Ancak, internet ile Allah’ın işitme sıfatı arasında önemli farklar vardır. İnternet, insan eliyle yapılmış ve yalnızca insan girdilerine tepki veren bir teknolojidir. İçsel duyguları veya doğal ihtiyaçları “duyamaz” ya da anlayamaz. Buna karşın, Allah’ın işitme sıfatı, her türlü sözü, duayı ve varlıkların doğasındaki ihtiyaçları kapsar. Bu, Mücâdele, Bakara ve Al-i İmran surelerinde vurgulanan bir gerçektir; Allah her şeyi işiten ve her şeyi bilendir.
İslam’da Allah’ın işitme sıfatı, O’nun yaratılmış her şeye olan sonsuz ilgisi ve şefkatini simgeler. Müminler, Allah’ın, seslerini ve kalplerindeki sessiz çığlıkları duyduğunu bilir. Bu bilgi, onların Allah’a olan bağlılığını ve O’na yakınlaşma arzularını güçlendirir. Allah’ın isim ve sıfatları, bu ilişkinin derinliğini ve kapsamını ifade eder; her istek ve dua, Yaratıcı’nın cevabı olarak kabul edilir.
Sonuç: Teknoloji, bize ilahi sıfatları anlamada yardımcı olabilir ancak asla tam anlamıyla karşılaştırılamaz. Allah’ın her bir varlığın ihtiyacına anında işitip cevap verme sıfatları, O’nun sonsuz bilgi ve şefkatinin bir göstergesidir. Kullandığımız mecaz, inancımızı ve anlayışımızı derinleştirirken, teknolojinin sınırlarını da hatırlatır.

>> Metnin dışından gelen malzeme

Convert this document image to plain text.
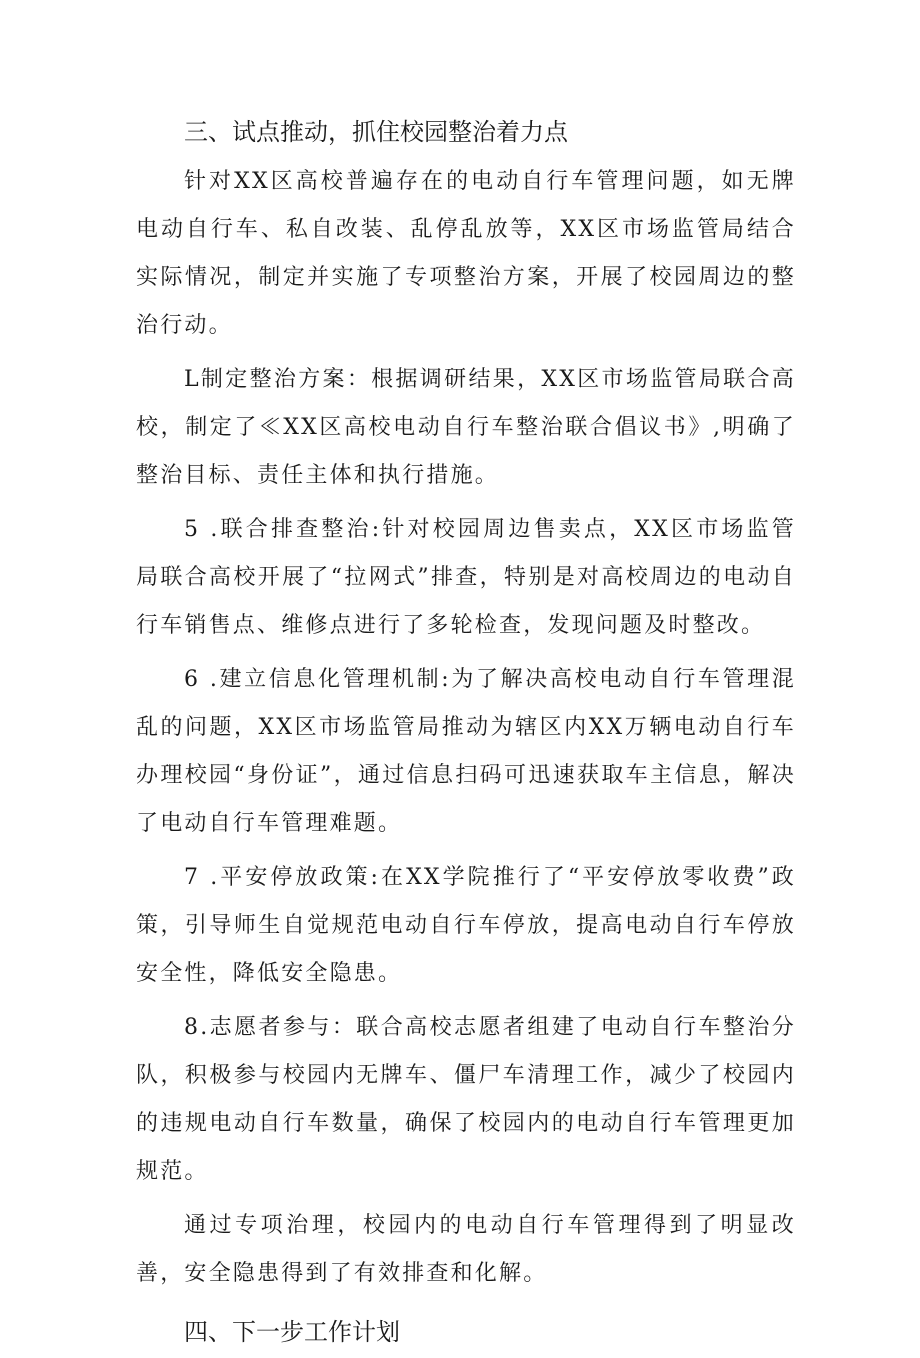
三、试点推动，抓住校园整治着力点

针对XX区高校普遍存在的电动自行车管理问题，如无牌电动自行车、私自改装、乱停乱放等，XX区市场监管局结合实际情况，制定并实施了专项整治方案，开展了校园周边的整治行动。

L制定整治方案：根据调研结果，XX区市场监管局联合高校，制定了≪XX区高校电动自行车整治联合倡议书》,明确了整治目标、责任主体和执行措施。

5 .联合排查整治:针对校园周边售卖点，XX区市场监管局联合高校开展了“拉网式”排查，特别是对高校周边的电动自行车销售点、维修点进行了多轮检查，发现问题及时整改。

6 .建立信息化管理机制:为了解决高校电动自行车管理混乱的问题，XX区市场监管局推动为辖区内XX万辆电动自行车办理校园“身份证”，通过信息扫码可迅速获取车主信息，解决了电动自行车管理难题。

7 .平安停放政策:在XX学院推行了“平安停放零收费”政策，引导师生自觉规范电动自行车停放，提高电动自行车停放安全性，降低安全隐患。

8.志愿者参与：联合高校志愿者组建了电动自行车整治分队，积极参与校园内无牌车、僵尸车清理工作，减少了校园内的违规电动自行车数量，确保了校园内的电动自行车管理更加规范。

通过专项治理，校园内的电动自行车管理得到了明显改善，安全隐患得到了有效排查和化解。

四、下一步工作计划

Sayın Yazar, teknoloji iyi güzel de bizim bu teknolojiye katkımız ne ?.. Koskocaman bir hiç. Elin gâvuru geceyi gündüze katsın çalışsın biz de onların pazar kolonisi olarak milyar dolarları verip alıp kullanalım he !.. oldu mu hiç olmadı. Ülke olarak bizim bir markamız yok, neden niçin?.. teknolojiyi icat eden üniversitelerdir. Üniversiteler teknolojinin üretildiği yerlerdir. Bizim üniversitelerde böyle bir şey var mı?.. Yok yok. Peki 203 üniversite neden KDV'si yüksek teknolojik eserler üretemedi ?.. tabi ki bu çalışma ister, o da bunlarda yok, yok. Yüksek maaşlar, lüks araçlar, lüks giyim kuşam, lüks yemeler, tam bir saltanat sürüyorlar. Neden teknoloji üretsinler ki. Kimse de bunlara hesap sormuyor, soramiyor. Nöbel ödülü alan bir akademisyen var mı ?.. Yok, yok. Onlarca yok var. Bir tane var yok. Ama bu fakir milletin parası neden böyle çar cur ediliyor. Bunu da soran yok. Böyle olunca da bizler daha çok teknoloji sayıklarız. Selamlar.